Manual espresso makers tend to be less expensive, smaller and easier to use. This unit will use a hand operated lever to create the pressure that forces the water through the ground coffee in the filter. While they require more individual skill and practice, the results are almost always very good. These machines require a greater amount of individual skill to make good espresso, and practice is necessary to maintain consistent pressure. Despite their steeper learning curve, manual espresso machines are still great for espresso enthusiasts as they require very little maintenance and have few parts to replace.
There are also much smaller steam generating home espresso makers. While these will brew espresso quickly, they don’t have a lot of other options for frothing your drink or steaming milk. These can be great options for those who don’t drink a lot of espresso daily. If you enjoy espresso with a dessert or as an afternoon treat with a scone, this may be the best option for you.
You may have seen an older, more traditional home espresso maker. This is a stovetop unit, sometimes called a moka. Water is heated in the bottom of the unit and pressure is created, causing the water and steam to force itself through the ground coffee. This is a basic set up, there is no wand for steaming milk or frothing the espresso drink. However, it has worked for hundreds of years in home kitchens everywhere. Espresso fanatics look down on this set up, it is too simple and basic in their eyes. That said, this appliance will brew a very good cup of espresso.

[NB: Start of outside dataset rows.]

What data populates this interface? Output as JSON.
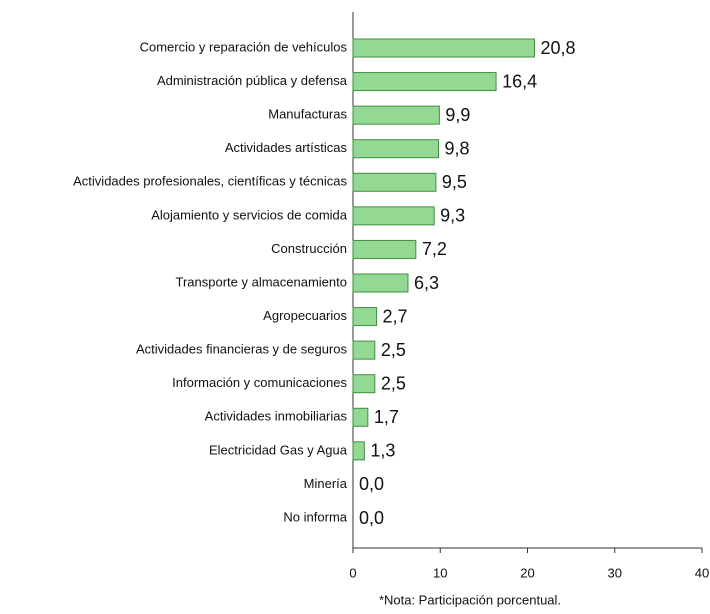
{
  "chart_data": {
    "type": "bar",
    "orientation": "horizontal",
    "categories": [
      "Comercio y reparación de vehículos",
      "Administración pública y defensa",
      "Manufacturas",
      "Actividades  artísticas",
      "Actividades profesionales, científicas y técnicas",
      "Alojamiento y servicios de comida",
      "Construcción",
      "Transporte  y almacenamiento",
      "Agropecuarios",
      "Actividades financieras y de seguros",
      "Información y comunicaciones",
      "Actividades inmobiliarias",
      "Electricidad  Gas y Agua",
      "Minería",
      "No informa"
    ],
    "values": [
      20.8,
      16.4,
      9.9,
      9.8,
      9.5,
      9.3,
      7.2,
      6.3,
      2.7,
      2.5,
      2.5,
      1.7,
      1.3,
      0.0,
      0.0
    ],
    "value_labels": [
      "20,8",
      "16,4",
      "9,9",
      "9,8",
      "9,5",
      "9,3",
      "7,2",
      "6,3",
      "2,7",
      "2,5",
      "2,5",
      "1,7",
      "1,3",
      "0,0",
      "0,0"
    ],
    "color": "#93d993",
    "xlim": [
      0,
      40
    ],
    "xticks": [
      0,
      10,
      20,
      30,
      40
    ],
    "note": "*Nota: Participación porcentual."
  }
}
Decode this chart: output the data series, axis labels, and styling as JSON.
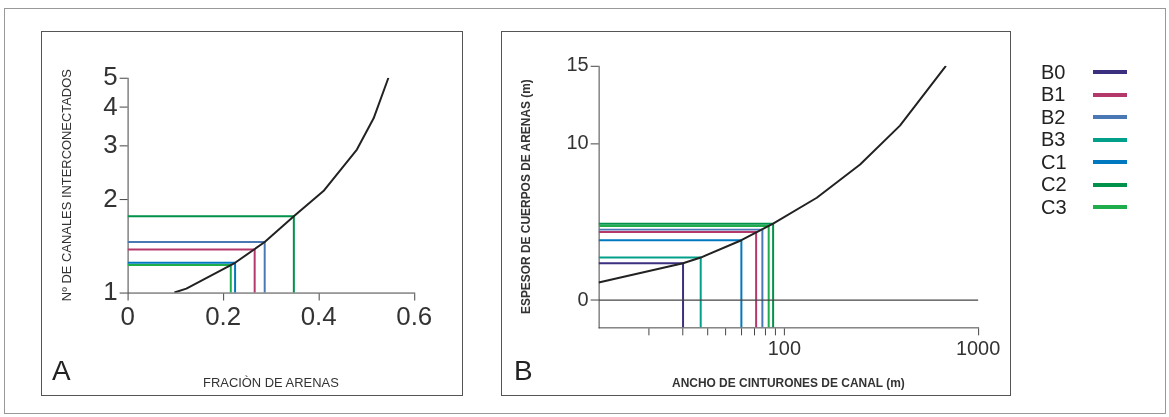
{
  "chart_data": [
    {
      "type": "line",
      "xlabel": "FRACIÒN DE ARENAS",
      "ylabel": "Nº DE CANALES INTERCONECTADOS",
      "log": "y",
      "xlim": [
        0,
        0.6
      ],
      "xticks": [
        0,
        0.2,
        0.4,
        0.6
      ],
      "ylim": [
        1,
        5
      ],
      "yticks": [
        1,
        2,
        3,
        4,
        5
      ],
      "annotations": [
        "A"
      ],
      "series": [
        {
          "color": "#222222",
          "x": [
            0.098,
            0.123,
            0.225,
            0.287,
            0.348,
            0.41,
            0.48,
            0.515,
            0.546
          ],
          "values": [
            1,
            1.03,
            1.25,
            1.46,
            1.77,
            2.14,
            2.92,
            3.69,
            5
          ]
        },
        {
          "color": "#00914a",
          "x": [
            0,
            0.348,
            0.348
          ],
          "values": [
            1.77,
            1.77,
            1
          ]
        },
        {
          "color": "#4a78b5",
          "x": [
            0,
            0.287,
            0.287
          ],
          "values": [
            1.46,
            1.46,
            1
          ]
        },
        {
          "color": "#b5386b",
          "x": [
            0,
            0.266,
            0.266
          ],
          "values": [
            1.38,
            1.38,
            1
          ]
        },
        {
          "color": "#0078bf",
          "x": [
            0,
            0.225,
            0.225
          ],
          "values": [
            1.25,
            1.25,
            1
          ]
        },
        {
          "color": "#1fad4b",
          "x": [
            0,
            0.216,
            0.216
          ],
          "values": [
            1.23,
            1.23,
            1
          ]
        }
      ]
    },
    {
      "type": "line",
      "xlabel": "ANCHO DE CINTURONES DE CANAL (m)",
      "ylabel": "ESPESOR DE CUERPOS DE ARENAS (m)",
      "log": "x",
      "xlim": [
        11,
        1000
      ],
      "xticks": [
        {
          "value": 20,
          "label": null
        },
        {
          "value": 30,
          "label": null
        },
        {
          "value": 40,
          "label": null
        },
        {
          "value": 50,
          "label": null
        },
        {
          "value": 60,
          "label": null
        },
        {
          "value": 70,
          "label": null
        },
        {
          "value": 80,
          "label": null
        },
        {
          "value": 90,
          "label": null
        },
        100,
        1000
      ],
      "ylim": [
        -1.75,
        15
      ],
      "yticks": [
        0,
        10,
        15
      ],
      "annotations": [
        "B"
      ],
      "legend": "right",
      "ref_lines": [
        {
          "axis": "y",
          "value": 0,
          "color": "#444444"
        }
      ],
      "series": [
        {
          "color": "#222222",
          "x": [
            11,
            30,
            37,
            60,
            87.5,
            147,
            246,
            395,
            682
          ],
          "values": [
            1.12,
            2.36,
            2.72,
            3.83,
            4.9,
            6.55,
            8.68,
            11.17,
            15
          ]
        },
        {
          "name": "B0",
          "color": "#3b2f80",
          "x": [
            11,
            30,
            30
          ],
          "values": [
            2.36,
            2.36,
            -1.75
          ]
        },
        {
          "name": "B1",
          "color": "#b5386b",
          "x": [
            11,
            71.5,
            71.5
          ],
          "values": [
            4.36,
            4.36,
            -1.75
          ]
        },
        {
          "name": "B2",
          "color": "#4a78b5",
          "x": [
            11,
            77,
            77
          ],
          "values": [
            4.51,
            4.51,
            -1.75
          ]
        },
        {
          "name": "B3",
          "color": "#00a08a",
          "x": [
            11,
            37,
            37
          ],
          "values": [
            2.72,
            2.72,
            -1.75
          ]
        },
        {
          "name": "C1",
          "color": "#0078bf",
          "x": [
            11,
            60,
            60
          ],
          "values": [
            3.83,
            3.83,
            -1.75
          ]
        },
        {
          "name": "C2",
          "color": "#00914a",
          "x": [
            11,
            87.5,
            87.5
          ],
          "values": [
            4.89,
            4.89,
            -1.75
          ]
        },
        {
          "name": "C3",
          "color": "#1fad4b",
          "x": [
            11,
            83,
            83
          ],
          "values": [
            4.74,
            4.74,
            -1.75
          ]
        }
      ]
    }
  ]
}
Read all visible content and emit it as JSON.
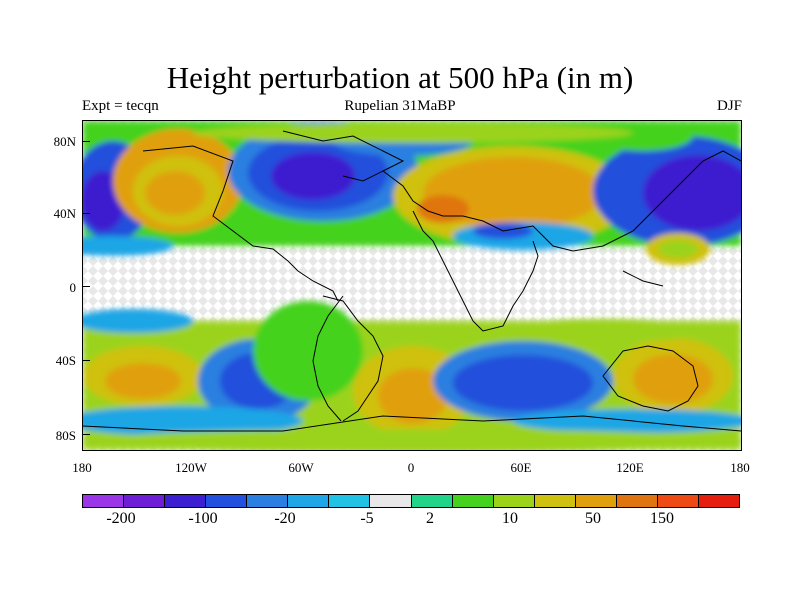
{
  "title": "Height perturbation at 500 hPa (in m)",
  "subtitle_left": "Expt = tecqn",
  "subtitle_center": "Rupelian  31MaBP",
  "subtitle_right": "DJF",
  "lat_ticks": [
    "80N",
    "40N",
    "0",
    "40S",
    "80S"
  ],
  "lon_ticks": [
    "180",
    "120W",
    "60W",
    "0",
    "60E",
    "120E",
    "180"
  ],
  "colorbar": {
    "colors": [
      "#9a35e8",
      "#6e1fd6",
      "#3c1fd0",
      "#2350dc",
      "#2b7fe0",
      "#1ea6e6",
      "#22c2e4",
      "#e8e8e8",
      "#22d48a",
      "#44d21e",
      "#9bd31a",
      "#cfc10f",
      "#e0a00e",
      "#e07410",
      "#ee4a14",
      "#e51e0e"
    ],
    "labels": [
      "-200",
      "-100",
      "-20",
      "-5",
      "2",
      "10",
      "50",
      "150"
    ]
  },
  "map_colors": {
    "background": "#e8e8e8",
    "hatch": "#ffffff",
    "coast": "#000000"
  }
}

Buy Your Espresso Maker To Fit Your Needs
Too often, we buy our kitchen appliances on a whim. In fact, you should buy your appliances wisely and treat them as an investment in your home kitchen. Keep certain things in mind when you are shopping, you don’t want to under buy and over pay. If you have a very small kitchen, you don’t want to invest in a machine that takes up all of your counter space. If you only make espresso at home once or twice a week, you might want to look at smaller, less expensive espresso makers. Even if you save $4.00 per cup over the cost of a coffee shop espresso, it would take a long time to recover the cost of a $1200 espresso machine.
The flip side of that argument can be that you will save a lot of money if you are stopping at your local coffee shop 4-6 times a week and shelling out $5.00 each time. That’s $30 per week and you may be surprised how quickly you can pay for a good espresso maker for your kitchen. You may also be surprised at how good home brewed espresso can taste.